Everything about women can overwhelm men. Because of how sensitive they are to women. Because of how fascinated and nurtured and enlivened and inspired they are by women. Because of how men need women. – Alison Armstrong
When I encountered it on my expedition into the wild land of Understanding Men, Alison’s statement astonished me.
Are we really so overwhelming and fascinating and inspiring?
Be honest now guys…
What’s your reaction to this statement? Is it true for you? …men need women?
If it’s not true for you, why isn’t it true? If it’s true for you, what fascinates, nurtures, enlivens and inspires you?
…and why did it astonish me, a woman?
I was raised to believe we don’t really need you, or we should act as if we don’t; that we can manage just fine (often much better) without you. Ergo, if we don’t need you, why would you need us? Note that I don’t believe this now, but I once did. I’m willing to believe almost anything is possible and, to date, I haven’t been disappointed.
I even made a vow at age 19 to never depend on a man again. Uh oh… father issues! Now I think, 9bless him—he was being my provider and protector. I thought he was trying to control me with conditional love—my first big mistake when it came to men.
Only a few weeks ago I deliberately—and not without nervousness—unmade that vow, for better or worse. My biggest shock in life was to acknowledge and accept I actually like men helping me out. That’s supposed to diminish me in the eyes of the sisterhood. They can avert their eyes if it offends them.
But back to my theme here: If this statement astonished me, it might surprise many other women. It might even astound some male readers.
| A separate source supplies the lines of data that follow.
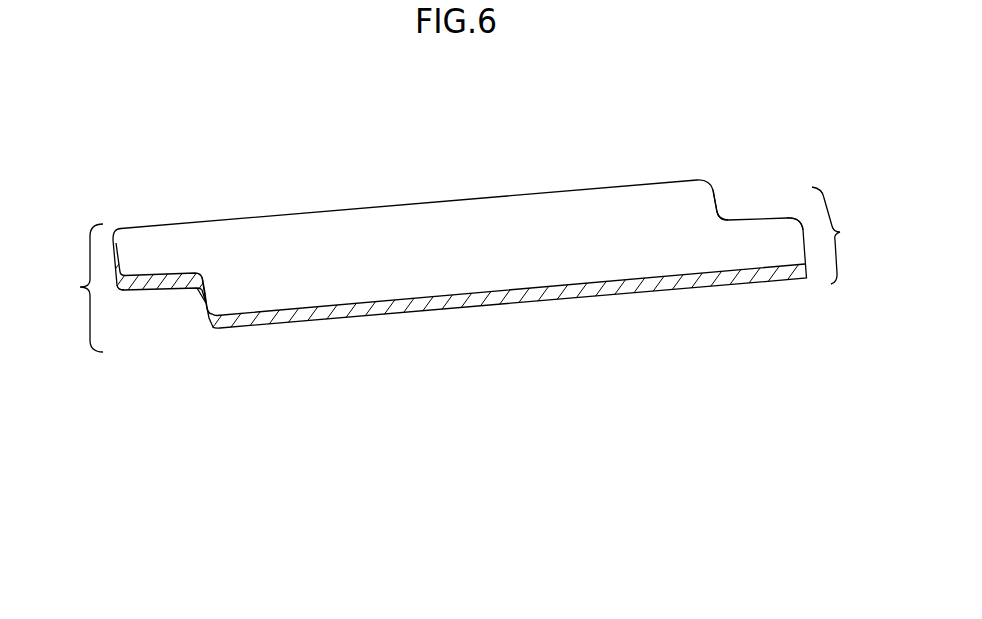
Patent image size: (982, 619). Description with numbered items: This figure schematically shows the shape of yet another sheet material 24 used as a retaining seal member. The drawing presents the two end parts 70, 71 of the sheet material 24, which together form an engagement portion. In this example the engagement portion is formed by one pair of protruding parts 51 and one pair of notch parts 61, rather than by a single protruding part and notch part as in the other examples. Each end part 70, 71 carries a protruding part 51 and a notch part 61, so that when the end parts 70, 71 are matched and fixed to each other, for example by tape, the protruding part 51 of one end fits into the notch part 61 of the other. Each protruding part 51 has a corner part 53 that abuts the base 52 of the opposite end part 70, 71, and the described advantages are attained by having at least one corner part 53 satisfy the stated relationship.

The sheet material 24 is at (477, 100).
The protruding part 51 is at (138, 242).
The base 52 is at (191, 305).
The corner part 53 is at (121, 305).
The notch part 61 is at (177, 310).
The end part 70 is at (840, 235).
The end part 71 is at (78, 288).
If you’re a man who was astounded, let me know. Let me know why it had that effect on you. Those of you for whom it rang true are welcome to chip in perspectives others haven’t considered. I’m curious—deeply curious—as to what you, the men, think.
I’m with Brené Brown when she says, To live without regret is to believe you have nothing to learn…
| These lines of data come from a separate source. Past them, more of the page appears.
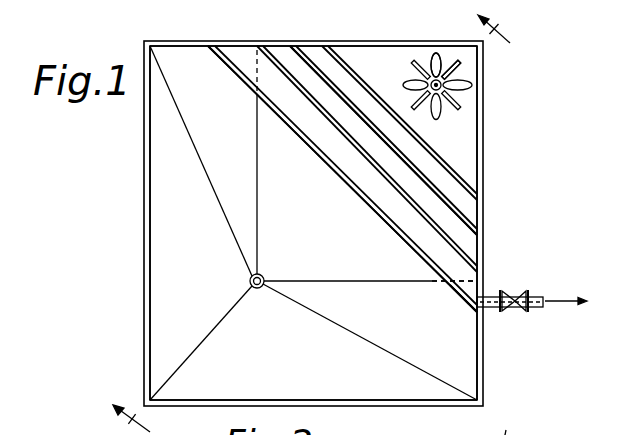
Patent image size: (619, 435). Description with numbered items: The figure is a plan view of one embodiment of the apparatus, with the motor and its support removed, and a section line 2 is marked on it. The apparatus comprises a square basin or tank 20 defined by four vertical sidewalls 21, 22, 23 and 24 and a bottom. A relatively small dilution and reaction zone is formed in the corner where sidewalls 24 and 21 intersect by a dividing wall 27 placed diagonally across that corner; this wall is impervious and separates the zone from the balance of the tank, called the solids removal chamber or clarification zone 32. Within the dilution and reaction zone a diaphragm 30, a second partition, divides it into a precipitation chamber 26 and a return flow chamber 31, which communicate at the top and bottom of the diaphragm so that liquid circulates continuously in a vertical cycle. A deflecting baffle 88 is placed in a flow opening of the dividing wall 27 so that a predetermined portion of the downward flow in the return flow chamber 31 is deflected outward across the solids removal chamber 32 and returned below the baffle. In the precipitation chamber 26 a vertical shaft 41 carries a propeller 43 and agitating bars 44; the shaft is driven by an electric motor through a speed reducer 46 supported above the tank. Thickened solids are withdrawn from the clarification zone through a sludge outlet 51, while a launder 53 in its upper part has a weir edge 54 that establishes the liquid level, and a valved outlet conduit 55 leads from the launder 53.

The section line arrows 2 is at (318, 225).
The tank 20 is at (483, 133).
The vertical sidewall 21 is at (483, 220).
The vertical sidewall 22 is at (301, 403).
The vertical sidewall 23 is at (147, 239).
The vertical sidewall 24 is at (353, 41).
The precipitation chamber 26 is at (466, 159).
The dividing wall 27 is at (262, 53).
The diaphragm 30 is at (369, 88).
The return flow chamber 31 is at (395, 143).
The solids removal chamber 32 is at (184, 53).
The shaft 41 is at (444, 87).
The propeller 43 is at (433, 52).
The agitating bars 44 is at (458, 62).
The speed reducer 46 is at (508, 422).
The sludge outlet 51 is at (249, 281).
The launder 53 is at (470, 278).
The weir edge 54 is at (451, 283).
The valved outlet conduit 55 is at (531, 307).
The deflecting baffle 88 is at (447, 200).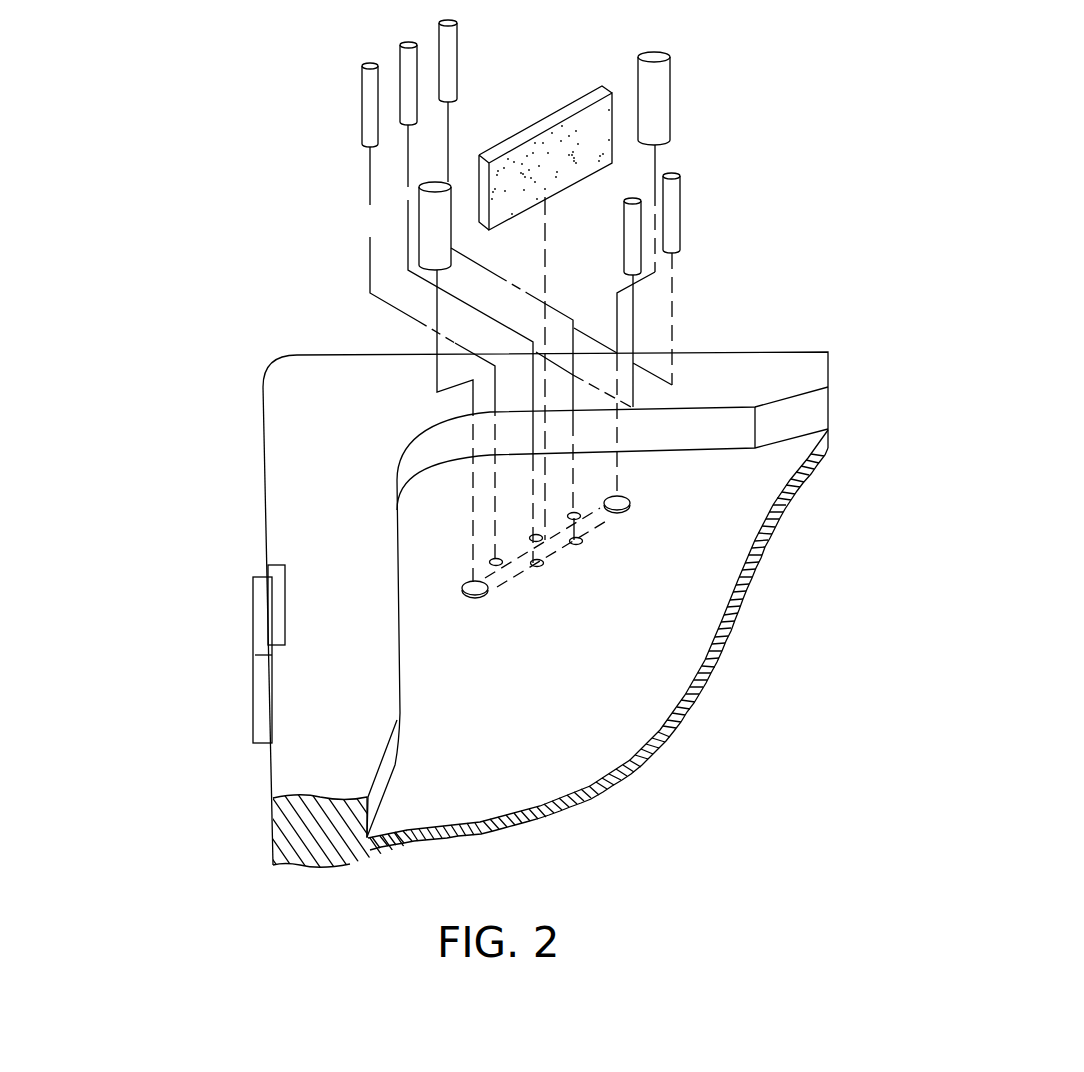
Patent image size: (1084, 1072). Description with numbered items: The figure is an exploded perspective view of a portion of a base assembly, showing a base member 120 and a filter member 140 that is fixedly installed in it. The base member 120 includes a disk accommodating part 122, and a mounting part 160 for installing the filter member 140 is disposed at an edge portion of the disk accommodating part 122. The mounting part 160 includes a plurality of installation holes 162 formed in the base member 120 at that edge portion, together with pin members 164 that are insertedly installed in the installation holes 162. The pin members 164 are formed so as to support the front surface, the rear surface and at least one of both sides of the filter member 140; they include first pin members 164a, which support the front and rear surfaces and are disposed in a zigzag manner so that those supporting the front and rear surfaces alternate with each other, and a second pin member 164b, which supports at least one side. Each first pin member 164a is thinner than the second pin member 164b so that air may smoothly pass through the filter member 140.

The base member 120 is at (277, 480).
The disk accommodating part 122 is at (678, 498).
The filter member 140 is at (600, 123).
The mounting part 160 is at (147, 208).
The installation holes 162 is at (495, 558).
The pin members 164 is at (215, 161).
The first pin members 164a is at (367, 98).
The second pin member 164b is at (432, 205).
I confess to having many regrets, mainly to do with—no-prizes-for-guessing—my past beliefs and behaviors towards men.
By my calculations, if I’m lucky, I have around thirty-eight good years left to enjoy you before I get that congratulatory telegram from the Queen (or King, unless Liz reigns until she’s 128 years old.) I don’t intend to waste the years wearing other people’s beliefs anymore. I want to know where my programming is still corrupted and recalibrate.
For those of us emerging from the primordial swamp of destructive beliefs into which our mothers, sisters and other female role models hurled us, the landscape is staggering.
On emerging, it’s as if I’ve come up for air and men are the air. Life has a whole other dimension to it. When I see you as good men, you are Good Men. My daughter is the next woman in my line. She hasn’t been thrown into the swamp. (She’s twenty-nine. Those destructive beliefs end with her. You’re welcome.)
Okay, there are some a***holes among you but then, so there are among my gender. I’ve been one myself, at times.
Let’s not waste words, time and energy on the bitter and resentful ones—male or female or those between—who are not ready to claim their wonderfulness. No one is ready until they’re ready.
I’m hoping to share a few perspectives of which you might not be aware (about women) and I’m expecting a few in return.
Welcome to my column.
It’s my first post as a Good Men Project columnist, and I’m really, really happy to be having this conversation with you.